The laser beam is targeted on to an intermediary material of two sheets of tantalum before the uranium-238 target. The first tantalum sheet is 50 μm thick. At the first sheet a hot plasma is generated. The second tantalum sheet is 1 mm thick. The second thicker sheet functions as a bremsstrahlung converter, as electrons accelerated from the plasma of the first sheet collide with the second sheet [14].

A notable advantage of photofission is that demonstration experiments have been conducted using target isotopes that are naturally occurring and relatively abundant. For example, photofission has been conducted using thorium, the natural isotopes of uranium, and even lead [17] [18]. The implications of this diversity of potential candidates for photofission are that time consuming and resource intensive endeavors, such as isotope separation, are not necessary for the viable photofission of heavy nuclei.

The characterization of the mass yield distribution for photofission of uranium-238 is still an active and evolveing subject [19]. In order to derive performance parameters for a pulsed space propulsion system, the energy yield for photofission of uranium-238 is approximated to the equivalence of neutron induced fission of uranium-235, which has been thoroughly characterized over course of a half century of experimental physics. The approximate energy yield per fission event of uranium-235 is 200 MeV [5].

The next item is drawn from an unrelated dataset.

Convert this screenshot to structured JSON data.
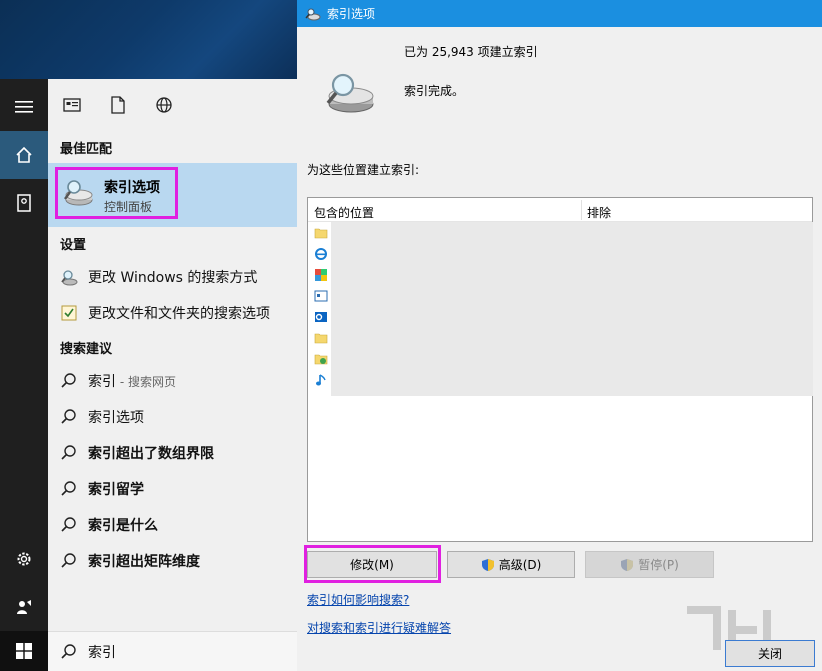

5. Conceptual Architecture of Photofission Pulsed Space Propulsion

Pulsed space propulsion has been advocated as a practical implementation of various classes of non-chemical propulsion. For example, radioisotope decay pulsed space propulsion and positron antimatter pulsed space propulsion have been demonstrated from a conceptual architecture and fundamental performance analysis perspective. Pulsed space propulsion systems are relevant for the scope of the primary maneuvering and attitude control of small spacecraft. Propulsive fluid is progressively heated until a prescribed thermal threshold is attained for active propulsion. Contrary to steady state propulsion, the radioactive loads imparted by pulsed space propulsion are considerably reduced, mitigating adverse influence of ambient radiation [2] [20] [21].

The photofission space propulsion system incorporates a pulsed propulsion configuration. Thermal energy accumulated by photofission events heats the propulsive fluid to a prescribed thermal threshold. Upon achieving the thermal threshold, the photofission pulsed space propulsion system becomes active for generating thrust.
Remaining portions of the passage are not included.